Campbell: Yeah. This is really a fascinating development. People are going to have to watch the next couple of quarters to see whether or not Opdivo starts to get back some of its mojo. You mentioned that Keytruda had won approval in first-line use in non-small lung cancer. That basically caused sales of Keytruda to skyrocket. And Opdivo sales in the U.S. have pretty much flatlined since then because you're using Keytruda now ahead of Opdivo, you're using Keytruda in the first-line setting and Opdivo isn't used in the first line setting. So, right now, Bristol-Myers' management is saying, how do we make sure that we sure up the market share that we do have in these later lines of treatment until we know that we can actually compete in the first line? And there's opportunity that they're exploring to be able to do that, but that's not approved yet.

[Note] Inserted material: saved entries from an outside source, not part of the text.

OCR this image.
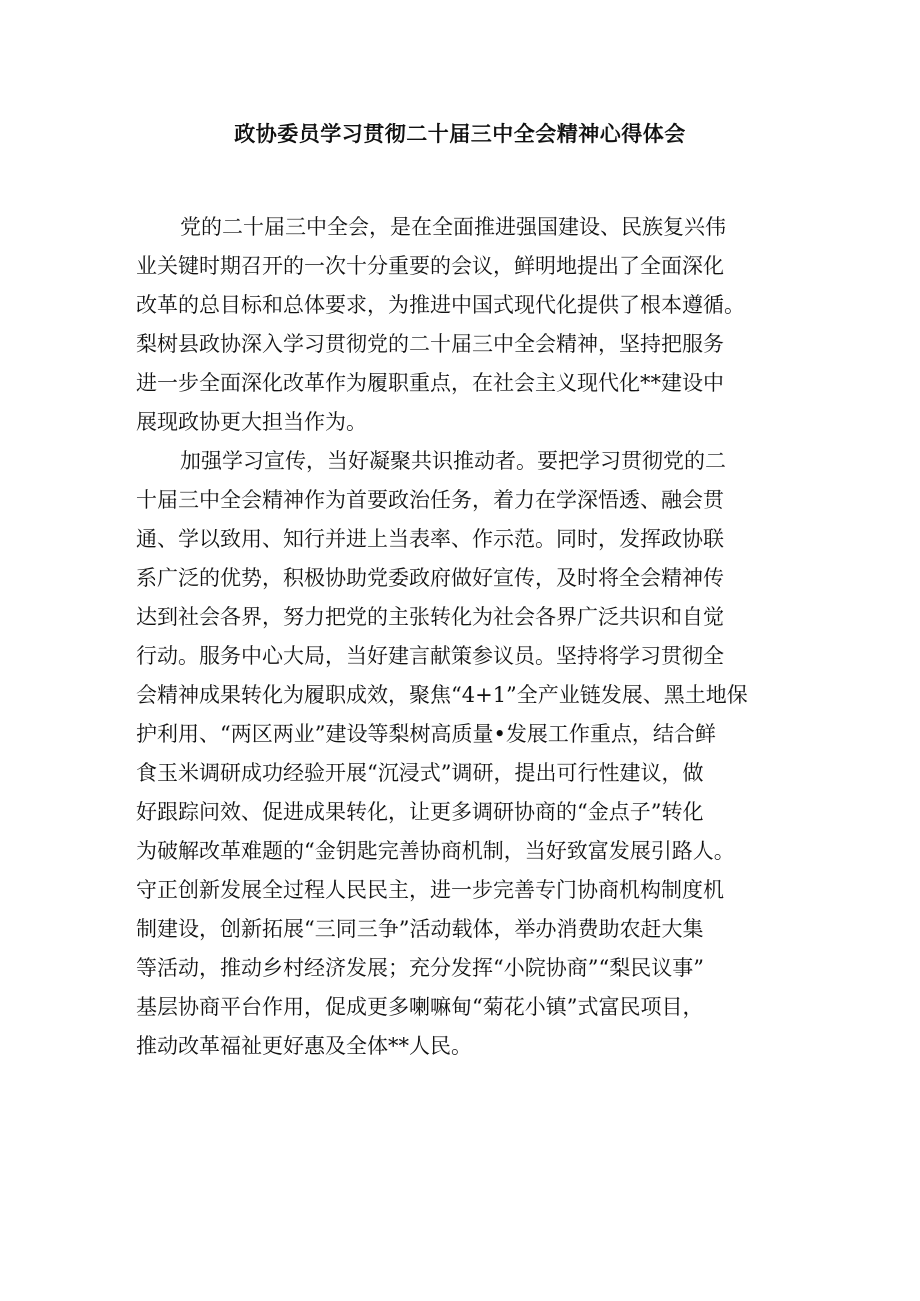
政协委员学习贯彻二十届三中全会精神心得体会
党的二十届三中全会，是在全面推进强国建设、民族复兴伟
业关键时期召开的一次十分重要的会议，鲜明地提出了全面深化
改革的总目标和总体要求，为推进中国式现代化提供了根本遵循。
梨树县政协深入学习贯彻党的二十届三中全会精神，坚持把服务
进一步全面深化改革作为履职重点，在社会主义现代化**建设中
展现政协更大担当作为。
加强学习宣传，当好凝聚共识推动者。要把学习贯彻党的二
十届三中全会精神作为首要政治任务，着力在学深悟透、融会贯
通、学以致用、知行并进上当表率、作示范。同时，发挥政协联
系广泛的优势，积极协助党委政府做好宣传，及时将全会精神传
达到社会各界，努力把党的主张转化为社会各界广泛共识和自觉
行动。服务中心大局，当好建言献策参议员。坚持将学习贯彻全
会精神成果转化为履职成效，聚焦“4+1”全产业链发展、黑土地保
护利用、“两区两业”建设等梨树高质量•发展工作重点，结合鲜
食玉米调研成功经验开展“沉浸式”调研，提出可行性建议，做
好跟踪问效、促进成果转化，让更多调研协商的“金点子”转化
为破解改革难题的“金钥匙完善协商机制，当好致富发展引路人。
守正创新发展全过程人民民主，进一步完善专门协商机构制度机
制建设，创新拓展“三同三争”活动载体，举办消费助农赶大集
等活动，推动乡村经济发展；充分发挥“小院协商”“梨民议事”
基层协商平台作用，促成更多喇嘛甸“菊花小镇”式富民项目，
推动改革福祉更好惠及全体**人民。
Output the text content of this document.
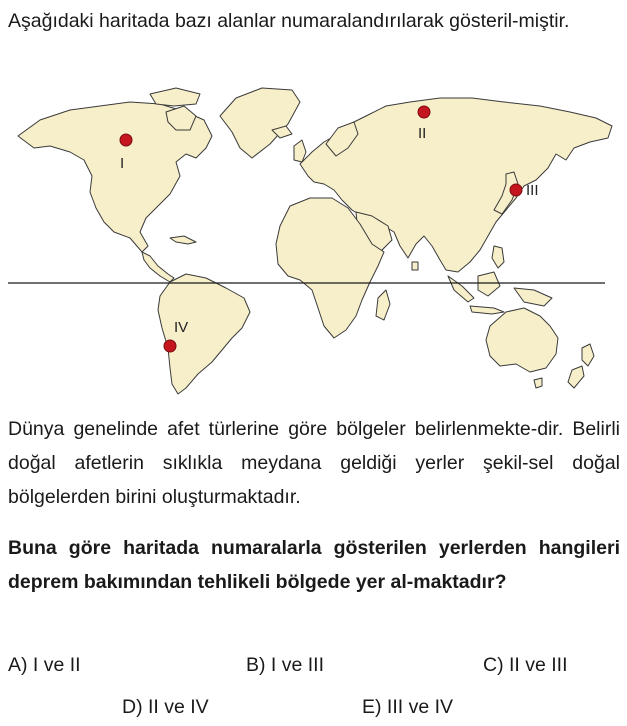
Aşağıdaki haritada bazı alanlar numaralandırılarak gösteril-miştir.
I
II
III
IV
Dünya genelinde afet türlerine göre bölgeler belirlenmekte-dir. Belirli doğal afetlerin sıklıkla meydana geldiği yerler şekil-sel doğal bölgelerden birini oluşturmaktadır.
Buna göre haritada numaralarla gösterilen yerlerden hangileri deprem bakımından tehlikeli bölgede yer al-maktadır?
A) I ve II	B) I ve III	C) II ve III
D) II ve IV	E) III ve IV
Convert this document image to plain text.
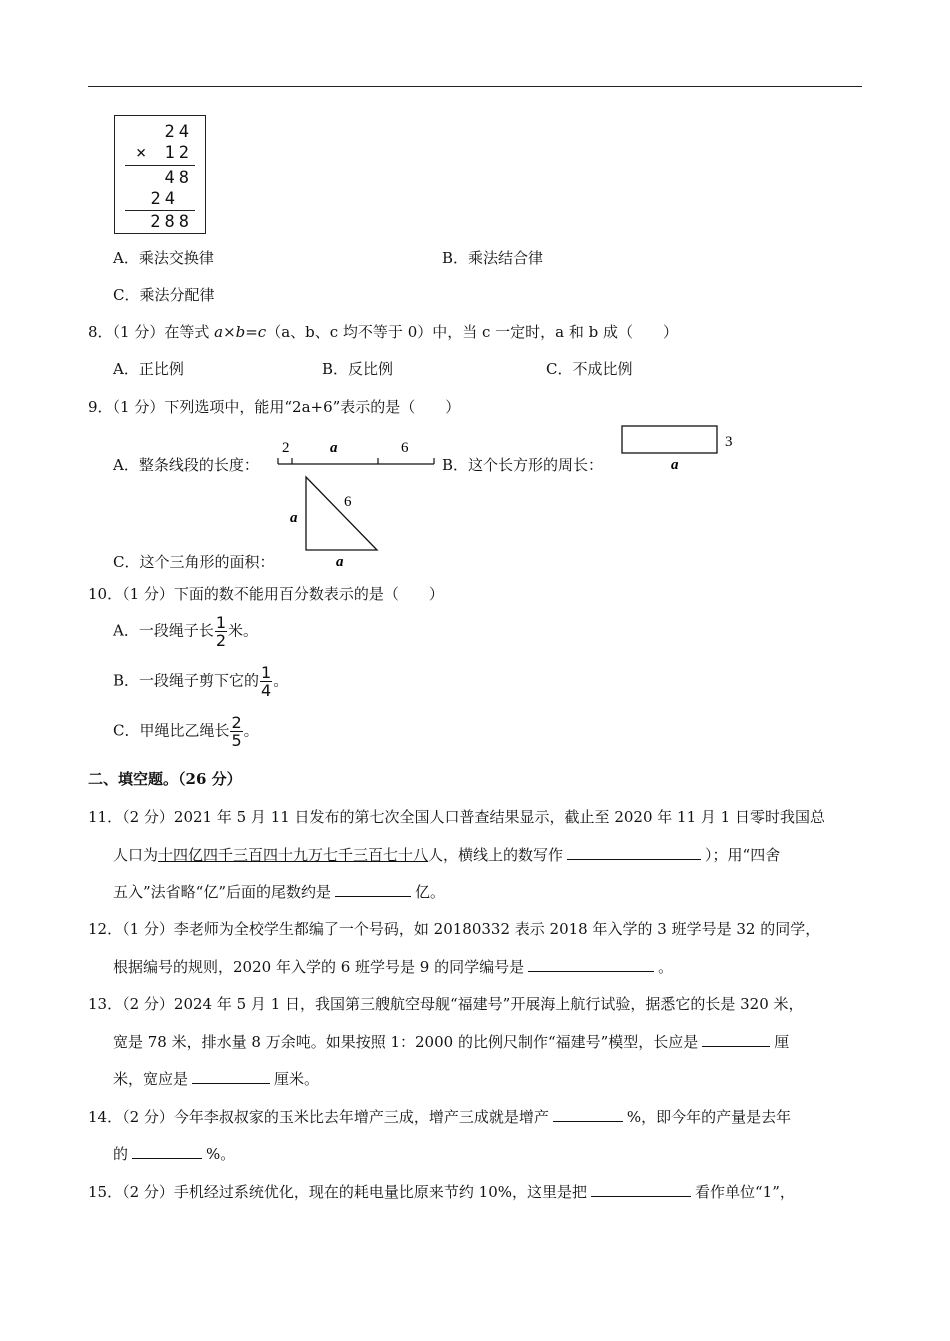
24
× 12
48
24
288
A．乘法交换律	B．乘法结合律
C．乘法分配律
8．（1 分）在等式 a×b=c（a、b、c 均不等于 0）中，当 c 一定时，a 和 b 成（　　）
A．正比例	B．反比例	C．不成比例
9．（1 分）下列选项中，能用“2a+6”表示的是（　　）
A．整条线段的长度：
2	a	6
B．这个长方形的周长：
3
a
a
6
a
C．这个三角形的面积：
10．（1 分）下面的数不能用百分数表示的是（　　）
A．一段绳子长 $\frac{1}{2}$ 米。
B．一段绳子剪下它的 $\frac{1}{4}$ 。
C．甲绳比乙绳长 $\frac{2}{5}$ 。
二、填空题。（26 分）
11．（2 分）2021 年 5 月 11 日发布的第七次全国人口普查结果显示，截止至 2020 年 11 月 1 日零时我国总
人口为十四亿四千三百四十九万七千三百七十八人，横线上的数写作	）；用“四舍
五入”法省略“亿”后面的尾数约是	亿。
12．（1 分）李老师为全校学生都编了一个号码，如 20180332 表示 2018 年入学的 3 班学号是 32 的同学，
根据编号的规则，2020 年入学的 6 班学号是 9 的同学编号是	。
13．（2 分）2024 年 5 月 1 日，我国第三艘航空母舰“福建号”开展海上航行试验，据悉它的长是 320 米，
宽是 78 米，排水量 8 万余吨。如果按照 1：2000 的比例尺制作“福建号”模型，长应是	厘
米，宽应是	厘米。
14．（2 分）今年李叔叔家的玉米比去年增产三成，增产三成就是增产	%，即今年的产量是去年
的	%。
15．（2 分）手机经过系统优化，现在的耗电量比原来节约 10%，这里是把	看作单位“1”，
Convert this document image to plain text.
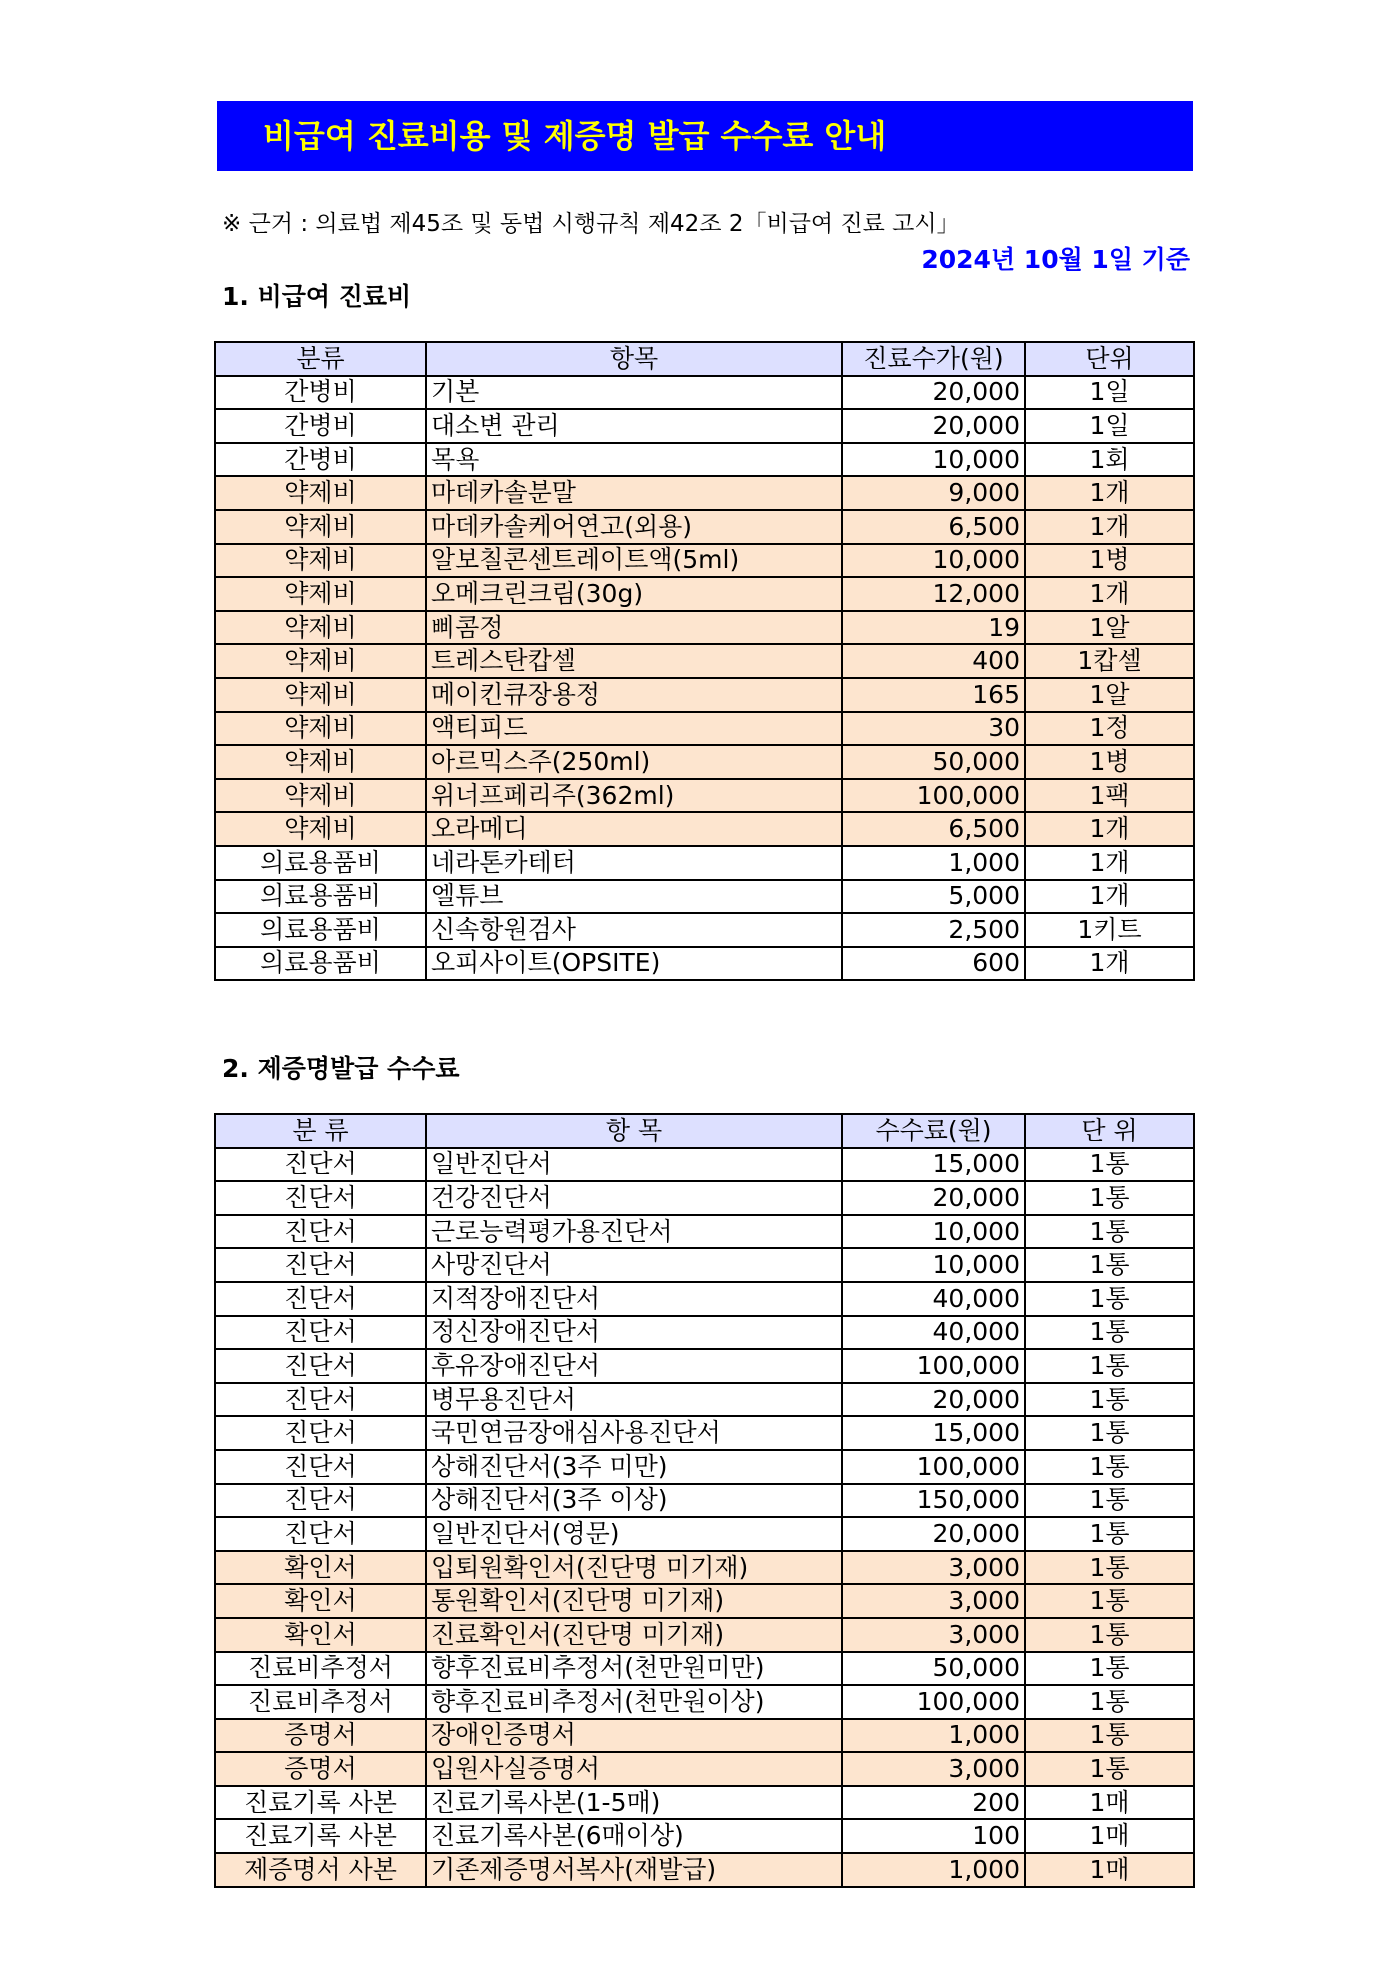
비급여 진료비용 및 제증명 발급 수수료 안내
※ 근거 : 의료법 제45조 및 동법 시행규칙 제42조 2「비급여 진료 고시」
2024년 10월 1일 기준
1. 비급여 진료비
분류	항목	진료수가(원)	단위
간병비	기본	20,000	1일
간병비	대소변 관리	20,000	1일
간병비	목욕	10,000	1회
약제비	마데카솔분말	9,000	1개
약제비	마데카솔케어연고(외용)	6,500	1개
약제비	알보칠콘센트레이트액(5ml)	10,000	1병
약제비	오메크린크림(30g)	12,000	1개
약제비	삐콤정	19	1알
약제비	트레스탄캅셀	400	1캅셀
약제비	메이킨큐장용정	165	1알
약제비	액티피드	30	1정
약제비	아르믹스주(250ml)	50,000	1병
약제비	위너프페리주(362ml)	100,000	1팩
약제비	오라메디	6,500	1개
의료용품비	네라톤카테터	1,000	1개
의료용품비	엘튜브	5,000	1개
의료용품비	신속항원검사	2,500	1키트
의료용품비	오피사이트(OPSITE)	600	1개
2. 제증명발급 수수료
분 류	항 목	수수료(원)	단 위
진단서	일반진단서	15,000	1통
진단서	건강진단서	20,000	1통
진단서	근로능력평가용진단서	10,000	1통
진단서	사망진단서	10,000	1통
진단서	지적장애진단서	40,000	1통
진단서	정신장애진단서	40,000	1통
진단서	후유장애진단서	100,000	1통
진단서	병무용진단서	20,000	1통
진단서	국민연금장애심사용진단서	15,000	1통
진단서	상해진단서(3주 미만)	100,000	1통
진단서	상해진단서(3주 이상)	150,000	1통
진단서	일반진단서(영문)	20,000	1통
확인서	입퇴원확인서(진단명 미기재)	3,000	1통
확인서	통원확인서(진단명 미기재)	3,000	1통
확인서	진료확인서(진단명 미기재)	3,000	1통
진료비추정서	향후진료비추정서(천만원미만)	50,000	1통
진료비추정서	향후진료비추정서(천만원이상)	100,000	1통
증명서	장애인증명서	1,000	1통
증명서	입원사실증명서	3,000	1통
진료기록 사본	진료기록사본(1-5매)	200	1매
진료기록 사본	진료기록사본(6매이상)	100	1매
제증명서 사본	기존제증명서복사(재발급)	1,000	1매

So, you look at it and say, if I can make this more convenient to the cancer infusion centers where these are being dosed, maybe I can make sure that I'm solidifying my relationship with those places and this drug continues to get used instead of Keytruda. That will be very interesting, to see how this plays out over the next couple of quarters. As you mentioned, Opdivo was every two weeks, and it was a one-hour infusion. Now, it can be either every two weeks or every four weeks for a half-hour infusion. Now, that infusion time matches Keytruda. But like you mentioned, the four-week dosing schedule is better than Keytruda's three-week.
Harjes: Yeah. If you look at the incentives from the perspective of these infusion centers, this looks pretty favorable, that you have drugs that take the same amount of time to do the infusion, but one of them now has to be done less frequently. That's a good thing. Some analysts are saying that this could help it expand this into the maintenance and adjuvant therapy settings. This is yet another example in this ferocious battle between Keytruda and Opdivo, where one drug is largely ahead and the other one starts to catch up. It's really just been fascinating to watch.
I believe we did an entire episode on this battle about a year ago, if I'm remembering the timeline correctly. Any listeners that are interested in some of the details about the development of these two drugs and how the situation came to be the way it is today, shoot us a note at firstname.lastname@example.org and I'd be happy to send that episode along.
Campbell: Yeah. One final takeaway, too, from my end, as to why we're spending time talking about this, Opdivo's sales in the fourth quarter alone were $1.36 billion. Keytruda's in the fourth quarter were $1.3 billion. So, they are literally neck and neck.
Harjes: But the growth rates are totally different, as you alluded to earlier. Opdivo's Q4 sales were only up 4% year over year, vs. Keytruda's, which were up 169%. So, for two nominal numbers that are fairly similar, the growth rates are totally different. But this battle is clearly not over.